What's up with the markets?
Flash back 30 years to October 1987, when Treasury Secretary James Baker spoke about devaluing the dollar over the weekend before the market crash.
"There's no question in my mind that Treasury Secretary [Steven] Mnuchin did the same thing" by talking down the value of the greenback in late January, said Richard Bove, a bank analyst with Vertical Group, in an interview with ThinkAdvisor on Monday, after the Dow Jones industrial average took a record 1,175-point dive.
The average made several positive and negative swings Tuesday and was down 55 points in afternoon trading.
The weaker dollar makes it less appealing for foreigners to buy U.S. debt, just as the need to sell more debt is on the rise due to fiscal policies such as higher spending and lower taxes.
"Don't get caught up in [looking at] the results rather than the cause," Bove said. "The question is who is going to buy our debt?"
It's a hard sell when foreigners are poised to lose money as the dollar declines and the value of their Treasury holdings drops, he adds.
(The U.S. dollar currency index was down about 2% this year as of Feb. 8; it fell 3.3% in January, after declining close to 10% in 2017.)
"Mnuchin doesn't get it," Bove said. "His main job is to find the money to pay for the debt … and the product to do that is based on the dollar.

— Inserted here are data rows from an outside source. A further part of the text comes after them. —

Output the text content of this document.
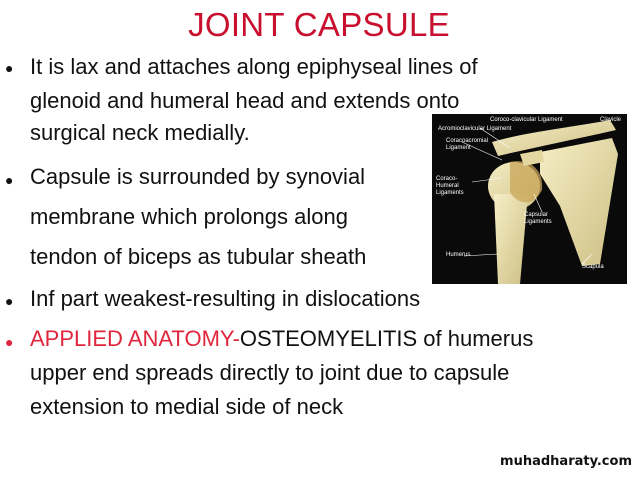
JOINT CAPSULE
● It is lax and attaches along epiphyseal lines of
glenoid and humeral head and extends onto
surgical neck medially.
● Capsule is surrounded by synovial
membrane which prolongs along
tendon of biceps as tubular sheath
● Inf part weakest-resulting in dislocations
● APPLIED ANATOMY-OSTEOMYELITIS of humerus
upper end spreads directly to joint due to capsule
extension to medial side of neck
Coroco-clavicular Ligament	Clavicle
Acromioclavicular Ligament
Coracoacromial Ligament
Coraco-Humeral Ligaments
Capsular Ligaments
Humerus
Scapula
muhadharaty.com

What are you doing talking down the dollar?"
Such talk puts the entire financial structure at risk, since a pullback in foreign purchases means that the U.S. government may need to raise taxes or curtail spending — all at a time when interest rates need to be moving "meaningfully higher," he said. "The market is coming to grips with that."

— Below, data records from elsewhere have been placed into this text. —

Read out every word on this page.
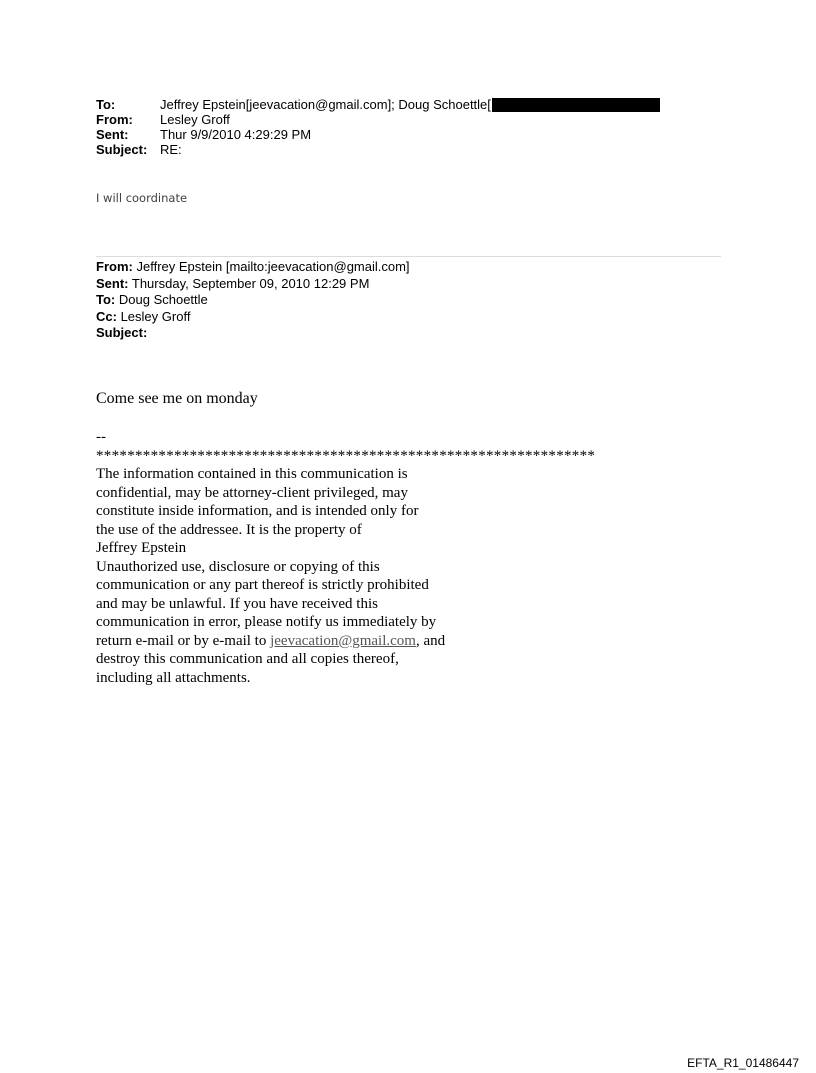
To:	Jeffrey Epstein[jeevacation@gmail.com]; Doug Schoettle[
From:	Lesley Groff
Sent:	Thur 9/9/2010 4:29:29 PM
Subject: RE:
I will coordinate
From: Jeffrey Epstein [mailto:jeevacation@gmail.com]
Sent: Thursday, September 09, 2010 12:29 PM
To: Doug Schoettle
Cc: Lesley Groff
Subject:
Come see me on monday
--
****************************************************************
The information contained in this communication is
confidential, may be attorney-client privileged, may
constitute inside information, and is intended only for
the use of the addressee. It is the property of
Jeffrey Epstein
Unauthorized use, disclosure or copying of this
communication or any part thereof is strictly prohibited
and may be unlawful. If you have received this
communication in error, please notify us immediately by
return e-mail or by e-mail to jeevacation@gmail.com, and
destroy this communication and all copies thereof,
including all attachments.
EFTA_R1_01486447
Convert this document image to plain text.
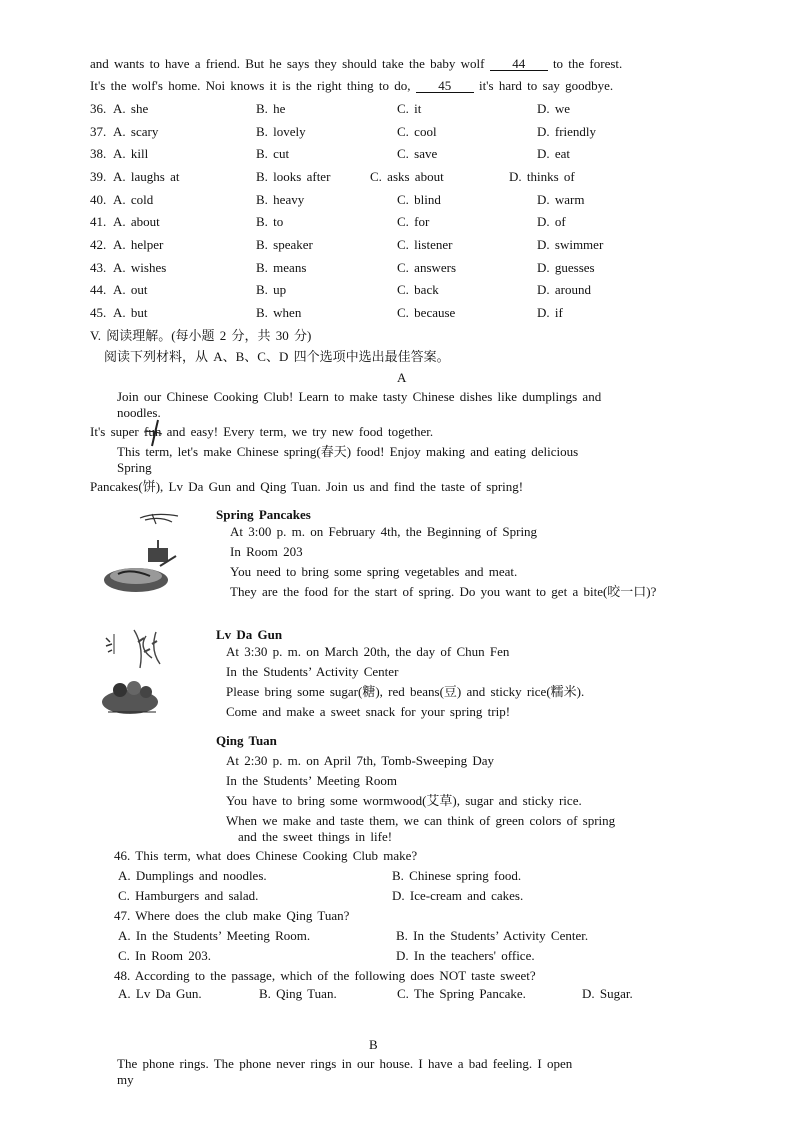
and wants to have a friend. But he says they should take the baby wolf 44 to the forest.
It's the wolf's home. Noi knows it is the right thing to do, 45 it's hard to say goodbye.
36. A. she	B. he	C. it	D. we
37. A. scary	B. lovely	C. cool	D. friendly
38. A. kill	B. cut	C. save	D. eat
39. A. laughs at	B. looks after	C. asks about	D. thinks of
40. A. cold	B. heavy	C. blind	D. warm
41. A. about	B. to	C. for	D. of
42. A. helper	B. speaker	C. listener	D. swimmer
43. A. wishes	B. means	C. answers	D. guesses
44. A. out	B. up	C. back	D. around
45. A. but	B. when	C. because	D. if
V. 阅读理解。(每小题 2 分，共 30 分)
阅读下列材料，从 A、B、C、D 四个选项中选出最佳答案。
A
Join our Chinese Cooking Club! Learn to make tasty Chinese dishes like dumplings and
noodles.
It's super fun and easy! Every term, we try new food together.
This term, let's make Chinese spring(春天) food! Enjoy making and eating delicious
Spring
Pancakes(饼), Lv Da Gun and Qing Tuan. Join us and find the taste of spring!
Spring Pancakes
At 3:00 p. m. on February 4th, the Beginning of Spring
In Room 203
You need to bring some spring vegetables and meat.
They are the food for the start of spring. Do you want to get a bite(咬一口)?
Lv Da Gun
At 3:30 p. m. on March 20th, the day of Chun Fen
In the Students’ Activity Center
Please bring some sugar(糖), red beans(豆) and sticky rice(糯米).
Come and make a sweet snack for your spring trip!
Qing Tuan
At 2:30 p. m. on April 7th, Tomb-Sweeping Day
In the Students’ Meeting Room
You have to bring some wormwood(艾草), sugar and sticky rice.
When we make and taste them, we can think of green colors of spring
and the sweet things in life!
46. This term, what does Chinese Cooking Club make?
A. Dumplings and noodles.	B. Chinese spring food.
C. Hamburgers and salad.	D. Ice-cream and cakes.
47. Where does the club make Qing Tuan?
A. In the Students’ Meeting Room.	B. In the Students’ Activity Center.
C. In Room 203.	D. In the teachers' office.
48. According to the passage, which of the following does NOT taste sweet?
A. Lv Da Gun.	B. Qing Tuan.	C. The Spring Pancake.	D. Sugar.
B
The phone rings. The phone never rings in our house. I have a bad feeling. I open
my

His outlook is shared by other veteran market-watchers, like Joseph G. Carson, the former global director of economic research at AllianceBernstein.

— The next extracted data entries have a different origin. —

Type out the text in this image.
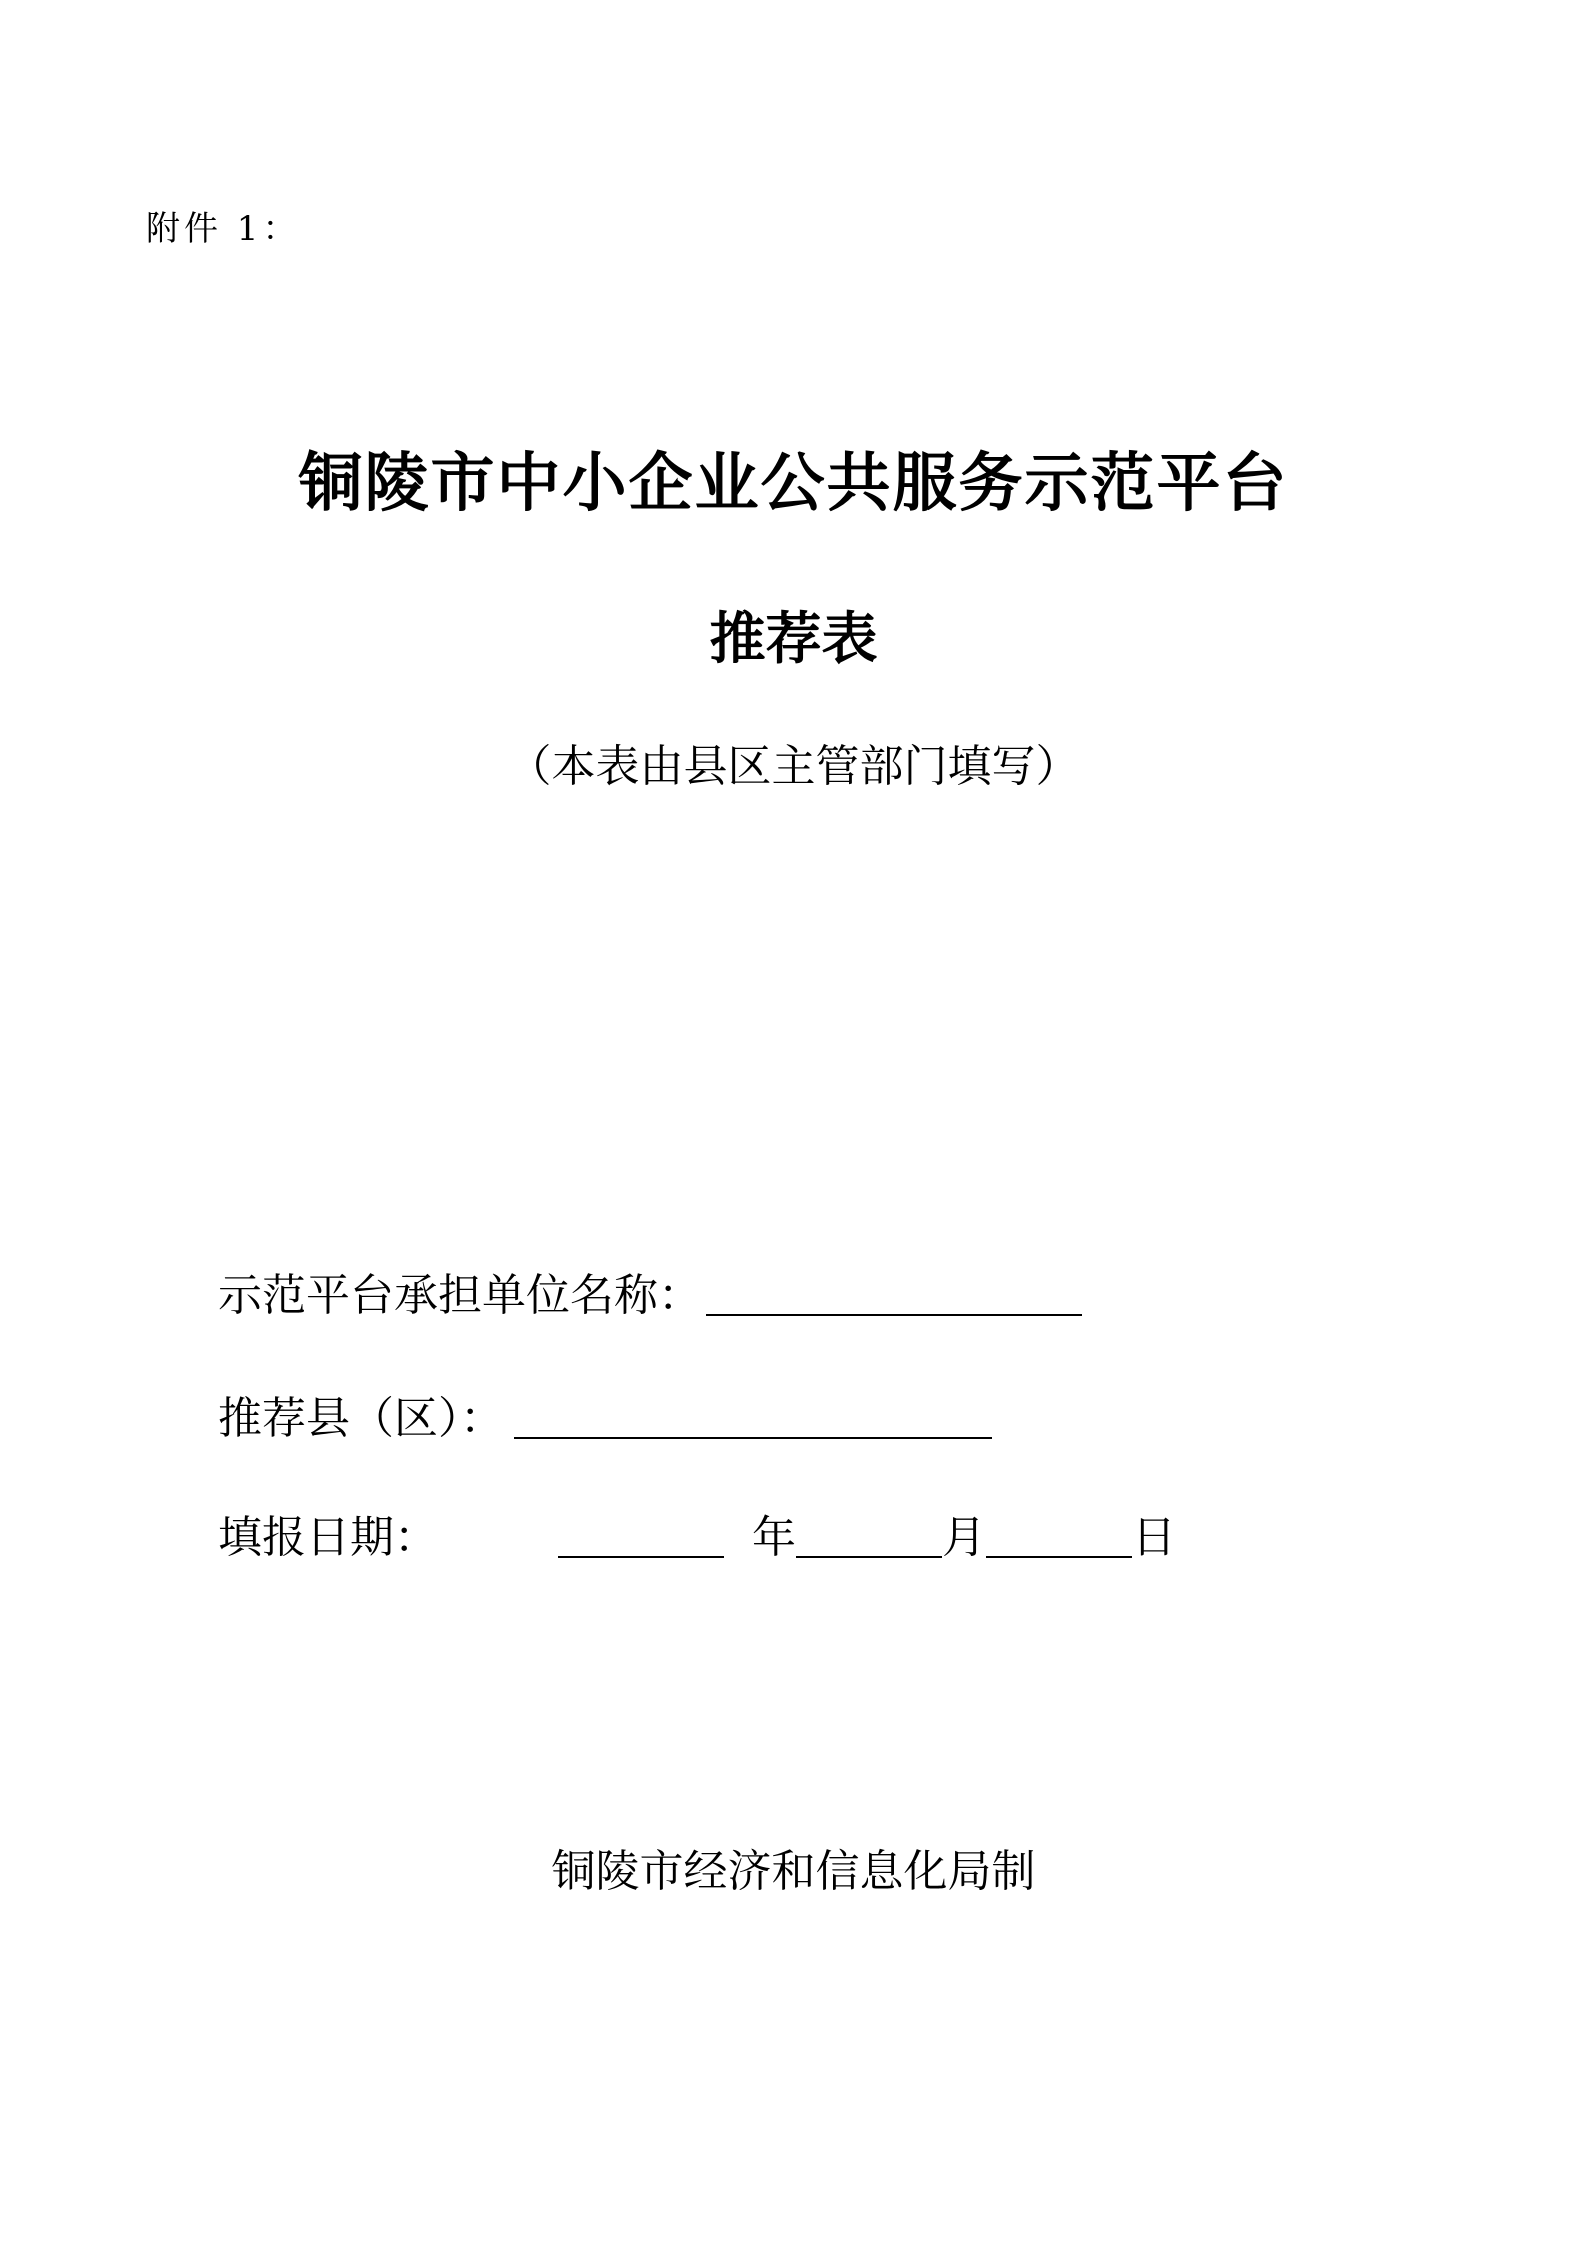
附件 1：
铜陵市中小企业公共服务示范平台
推荐表
（本表由县区主管部门填写）
示范平台承担单位名称：
推荐县（区）：
填报日期：	年	月	日
铜陵市经济和信息化局制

"Two radical policy experiments are colliding, as unconventional monetary policy accommodation that led to near zero official interest rates and record purchases of debt securities is reversed at the same time as a bold and risky fiscal spending plan is being enacted," Carson explained in a Bloomberg commentary.
"The net effect should be a major shift in liquidity flows with more money being directed and used in the economy, leaving less liquidity — in the form of higher interest rates and less new flows — for the financial markets," he added.